Andy created the Studio, a production facility for which he hired two people, the kind who are former art
students and/or unemployed artists. Recognizable by their long, or short, or dishevelled, or coloured hair, very messy and very maintained at the same time – proof that an art student and an unemployed artist share the same hairstyle, no matter their aesthetic options.
Out of convenience, they were christened Gerard and Gerard. Why Gerard? In Eleanor’s opinion, it needed to be something easy to remember, something pleasant. If you see what I mean. No? Because it’s cool at the same time. Sexy, cool, with a little artistic note. Still no? Listen, it’s like this, they call both of them Gerard, so if you’re not happy with then you can go fffffffffffffffffffffffffff yourself.

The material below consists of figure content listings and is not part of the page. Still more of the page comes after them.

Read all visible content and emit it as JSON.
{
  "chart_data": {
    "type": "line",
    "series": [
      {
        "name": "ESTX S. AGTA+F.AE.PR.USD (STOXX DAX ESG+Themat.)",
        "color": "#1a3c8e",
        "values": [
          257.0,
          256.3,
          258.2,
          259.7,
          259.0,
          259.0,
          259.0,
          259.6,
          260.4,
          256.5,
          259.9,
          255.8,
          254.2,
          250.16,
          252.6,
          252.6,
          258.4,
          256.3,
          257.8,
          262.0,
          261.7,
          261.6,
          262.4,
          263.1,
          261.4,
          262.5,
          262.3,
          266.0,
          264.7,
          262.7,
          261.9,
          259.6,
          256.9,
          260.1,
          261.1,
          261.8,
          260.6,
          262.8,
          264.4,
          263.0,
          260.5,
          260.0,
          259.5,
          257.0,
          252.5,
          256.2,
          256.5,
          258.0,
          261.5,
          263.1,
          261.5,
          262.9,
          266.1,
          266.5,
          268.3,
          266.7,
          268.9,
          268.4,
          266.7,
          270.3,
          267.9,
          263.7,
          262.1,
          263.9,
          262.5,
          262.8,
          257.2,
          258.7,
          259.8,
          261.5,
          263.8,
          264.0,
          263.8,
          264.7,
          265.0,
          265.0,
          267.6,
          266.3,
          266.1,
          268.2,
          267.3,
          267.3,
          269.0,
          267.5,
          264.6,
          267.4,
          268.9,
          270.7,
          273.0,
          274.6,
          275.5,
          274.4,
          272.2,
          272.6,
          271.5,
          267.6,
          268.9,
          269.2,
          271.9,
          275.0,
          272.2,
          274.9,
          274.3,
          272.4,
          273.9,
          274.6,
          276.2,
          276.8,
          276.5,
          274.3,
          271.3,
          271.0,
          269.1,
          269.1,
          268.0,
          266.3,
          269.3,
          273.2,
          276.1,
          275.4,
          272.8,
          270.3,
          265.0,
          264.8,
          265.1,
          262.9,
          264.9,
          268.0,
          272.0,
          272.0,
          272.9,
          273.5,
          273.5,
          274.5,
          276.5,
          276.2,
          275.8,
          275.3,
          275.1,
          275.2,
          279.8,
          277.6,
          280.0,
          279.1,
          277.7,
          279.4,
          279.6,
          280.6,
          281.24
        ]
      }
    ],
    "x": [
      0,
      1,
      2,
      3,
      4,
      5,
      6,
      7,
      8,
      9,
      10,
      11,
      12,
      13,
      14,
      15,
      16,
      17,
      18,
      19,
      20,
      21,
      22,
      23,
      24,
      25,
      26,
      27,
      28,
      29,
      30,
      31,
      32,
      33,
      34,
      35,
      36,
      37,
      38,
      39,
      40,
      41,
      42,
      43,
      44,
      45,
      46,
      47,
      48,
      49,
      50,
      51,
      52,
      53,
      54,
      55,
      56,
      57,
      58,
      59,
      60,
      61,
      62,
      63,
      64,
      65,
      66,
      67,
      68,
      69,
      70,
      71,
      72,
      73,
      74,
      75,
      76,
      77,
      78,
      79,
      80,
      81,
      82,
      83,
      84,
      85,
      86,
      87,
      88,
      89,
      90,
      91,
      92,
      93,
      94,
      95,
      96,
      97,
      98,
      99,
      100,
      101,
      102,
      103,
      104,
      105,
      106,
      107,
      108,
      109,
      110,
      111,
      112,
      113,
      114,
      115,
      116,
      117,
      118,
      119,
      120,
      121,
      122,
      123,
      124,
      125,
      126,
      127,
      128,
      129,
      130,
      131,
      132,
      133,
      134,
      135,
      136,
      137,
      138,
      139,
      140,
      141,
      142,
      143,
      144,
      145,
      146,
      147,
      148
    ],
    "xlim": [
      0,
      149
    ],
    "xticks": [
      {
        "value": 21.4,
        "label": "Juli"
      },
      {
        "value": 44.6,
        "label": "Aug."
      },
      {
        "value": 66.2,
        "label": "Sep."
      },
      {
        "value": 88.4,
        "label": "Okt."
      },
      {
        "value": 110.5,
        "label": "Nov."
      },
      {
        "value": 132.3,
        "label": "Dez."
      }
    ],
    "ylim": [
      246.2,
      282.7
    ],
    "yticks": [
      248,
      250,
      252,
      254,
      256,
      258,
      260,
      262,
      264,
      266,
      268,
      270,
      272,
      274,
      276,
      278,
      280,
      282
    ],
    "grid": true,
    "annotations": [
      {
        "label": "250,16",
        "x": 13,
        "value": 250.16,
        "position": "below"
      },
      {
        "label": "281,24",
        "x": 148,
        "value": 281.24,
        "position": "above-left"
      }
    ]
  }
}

Pill, glass of water. Where were we?
Since Andy first walked into the gallery, Eleanor has spread the idea that Andy is the artist New York New York has been waiting for. Her public relations done, Eleanor organized workshop visits, showing up regularly at the Studio in the company of collectors, critics, journalists, curators, museum directors, industry professionals, company heads. Plus a whole bunch of guys who made some dough where it is possible to do so – for example, not in the arts – guys she introduced to Andy and who left the Studio saying to themselves, What a funny guy that Andy is, to be so bizarre he must be a true artist. Would it be worth it to buy a piece from him?
This period of Andy’s career is called the Golden Period. Andy sells everything he thinks. Andy sells everything he touches. Andy sells everything he signs. Andy sells pieces before they’re produced, on the sole fact that they will be signed by Andy. Andy offers readymade and custom-made art. With Andy, you can have your heart’s desires. Two or three-dimensional pieces, from monumental to infinitesimally small, choose your motif – choose your size, choose Andy. Andy promises to deliver within the record time of one week max. Give yourself the pleasure of having an Andy in your home. Transport and installation are also available.